FILM REVIEW; Mocking MTV Style And Paying Homage to It – The New York Times
Lurching, vertiginous camera work is one hallmark of Wong Kar-wai’s “Chungking Express,” a film from Hong Kong with a tirelessly capricious sense of style. While its slender, two-tiered plot links love affairs that happen largely by accident, the film’s real interest seems to lie in raffish affectation. Mr. Wong has legitimate visual flair, but his characters spend an awful lot of time playing impish tricks. A film in which a man talks to his dishtowel has an overdeveloped sense of fun.
Mr. Wong, whose “Days of Being Wild” was shown at the New Directors/New Films series in 1991, displays aggressive energy, but his material is slight. In the first vignette, a mysterious blond-wigged moll oversees a comically intense drug-smuggling operation while a policeman mopes about the loss of his longtime girlfriend. These two strangers will eventually fall in love, we are told.
Meanwhile, the film displays the first sign of its fixation on canned goods as the policeman looks for pineapple with a certain expiration date, thinking that eating it will bring him luck in love. “I wonder if there’s anything in the world that won’t expire,” he muses.
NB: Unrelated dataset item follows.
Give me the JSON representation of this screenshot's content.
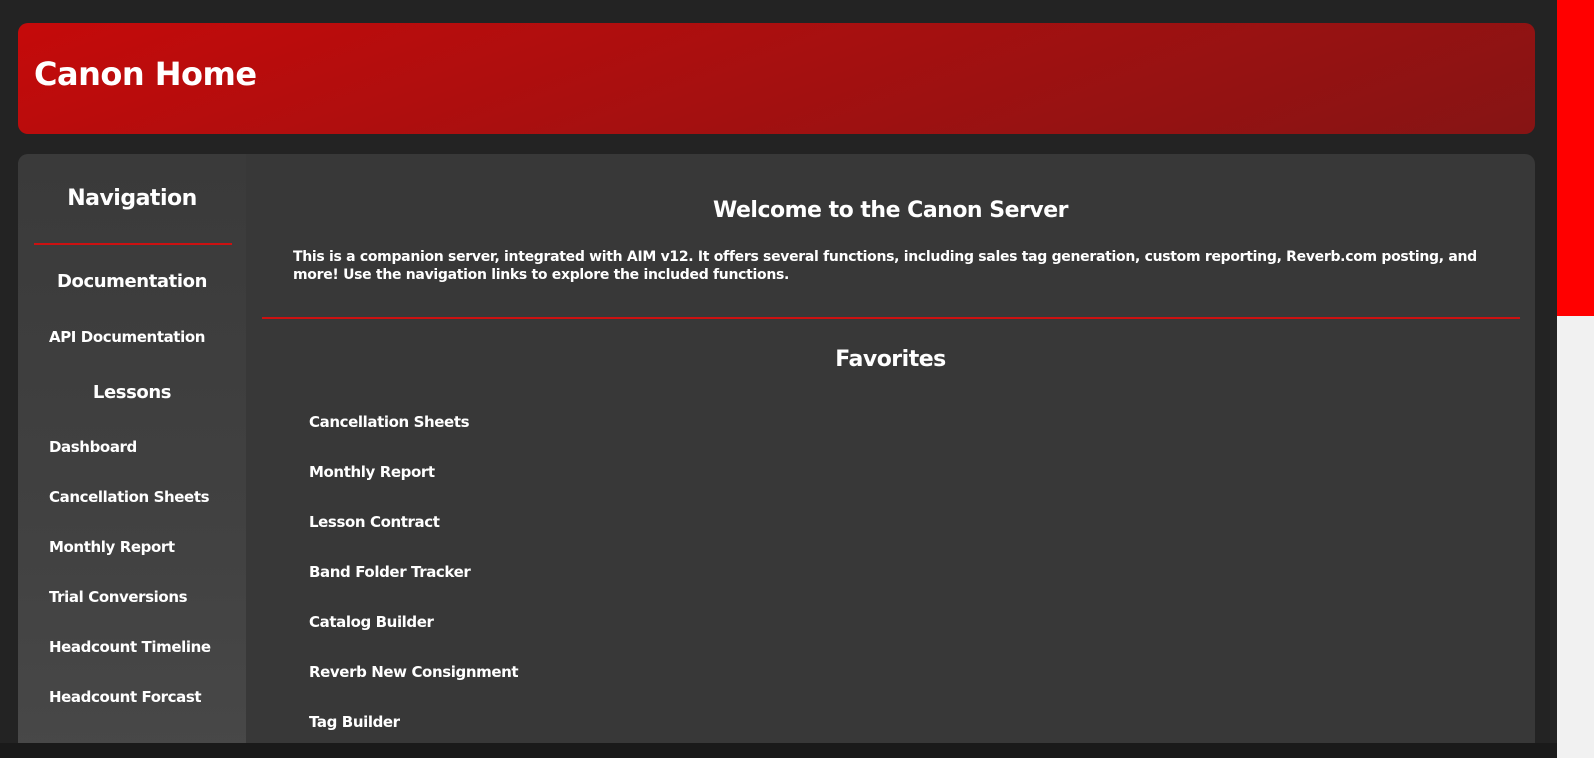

This sentimental soul would seem to be no match for the drug dealer, who’s so tough that she simply carts off a little girl when the girl’s father behaves recalcitrantly. (After an ice-cream sundae, the little girl is returned.) When the cop and the blonde do meet, the encounter is archly effective, but it still seems less consequential than the edgy, hyperkinetic mannerisms used to tell the story.